日本人の平均寿命は戦後すごく伸び世界でも長寿国の筆頭です。
老人に対するいろいろな優遇策がありありがたいことだと思っています。
しかし私自身が今年8月には米寿になるほど長生きして、それが幸せなことなのか疑問になってきました。
私の子供のころはボケたお年寄りは非常に珍しい存在でした。
今考えると認知症が始まる前に亡くなっていたのです。
医学でも胃瘻などという治療法はなく、老人が寝たきりで長生きするということはなかったのです。
元気で長生きして愉快に生きられるのなら良いのですが、痛いだけ、苦しいだけでの長生きは本当に喜ぶべきことでしょうか。
囲碁で中押し負けというルールがあります。
私はほどほどのところで人生を終わるルールがないのが不思議です。
完全に治癒できる病気なら、再び元気になって愉快な余生を送るのは良いことです。
しかしアルツハイマーや末期がんなど完治の見通しのない老人を本人の意思に反して長生きさせることは誠に無駄なことです。
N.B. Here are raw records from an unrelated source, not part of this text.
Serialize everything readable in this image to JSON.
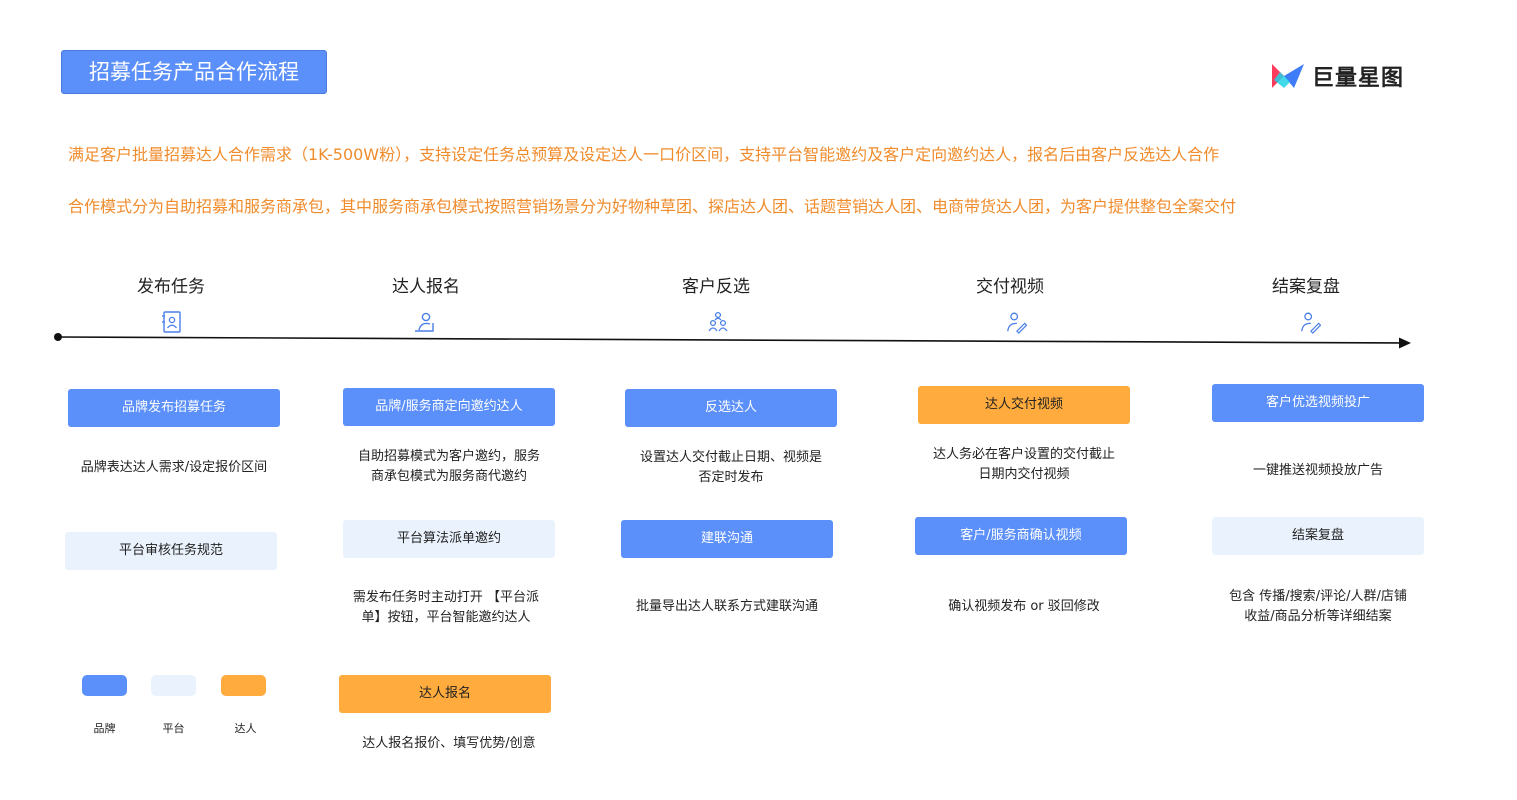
{
  "header": {
    "title": "招募任务产品合作流程"
  },
  "logo": {
    "text": "巨量星图"
  },
  "descriptions": [
    "满足客户批量招募达人合作需求（1K-500W粉），支持设定任务总预算及设定达人一口价区间，支持平台智能邀约及客户定向邀约达人，报名后由客户反选达人合作",
    "合作模式分为自助招募和服务商承包，其中服务商承包模式按照营销场景分为好物种草团、探店达人团、话题营销达人团、电商带货达人团，为客户提供整包全案交付"
  ],
  "stages": [
    {
      "title": "发布任务",
      "icon": "document-user-icon"
    },
    {
      "title": "达人报名",
      "icon": "signup-user-icon"
    },
    {
      "title": "客户反选",
      "icon": "group-users-icon"
    },
    {
      "title": "交付视频",
      "icon": "user-edit-icon"
    },
    {
      "title": "结案复盘",
      "icon": "user-edit-icon"
    }
  ],
  "columns": {
    "c1": {
      "box1": "品牌发布招募任务",
      "note1": "品牌表达达人需求/设定报价区间",
      "box2": "平台审核任务规范"
    },
    "c2": {
      "box1": "品牌/服务商定向邀约达人",
      "note1a": "自助招募模式为客户邀约，服务",
      "note1b": "商承包模式为服务商代邀约",
      "box2": "平台算法派单邀约",
      "note2a": "需发布任务时主动打开 【平台派",
      "note2b": "单】按钮，平台智能邀约达人",
      "box3": "达人报名",
      "note3": "达人报名报价、填写优势/创意"
    },
    "c3": {
      "box1": "反选达人",
      "note1a": "设置达人交付截止日期、视频是",
      "note1b": "否定时发布",
      "box2": "建联沟通",
      "note2": "批量导出达人联系方式建联沟通"
    },
    "c4": {
      "box1": "达人交付视频",
      "note1a": "达人务必在客户设置的交付截止",
      "note1b": "日期内交付视频",
      "box2": "客户/服务商确认视频",
      "note2": "确认视频发布 or 驳回修改"
    },
    "c5": {
      "box1": "客户优选视频投广",
      "note1": "一键推送视频投放广告",
      "box2": "结案复盘",
      "note2a": "包含 传播/搜索/评论/人群/店铺",
      "note2b": "收益/商品分析等详细结案"
    }
  },
  "legend": [
    {
      "label": "品牌",
      "color": "#5b8ff9"
    },
    {
      "label": "平台",
      "color": "#eaf3fd"
    },
    {
      "label": "达人",
      "color": "#ffab3d"
    }
  ]
}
本人の肉体的、精神的苦痛も大きく、長生きは決して幸せなことではありません。
お医者さんは本人が中押し負けで負けを認めても、医療行為を中止したら処罰される法律があるそうです。
私はせめてこの種の法律を廃止して頂きたいと思うのです。
私は主治医に私の希望をお話しし、先生も承りましたと言っておられます。
昔先輩が「寿命と犬の尻尾は長ければよいというものではない」と言われたのを覚えています。
老人の立場からお願いする次第です。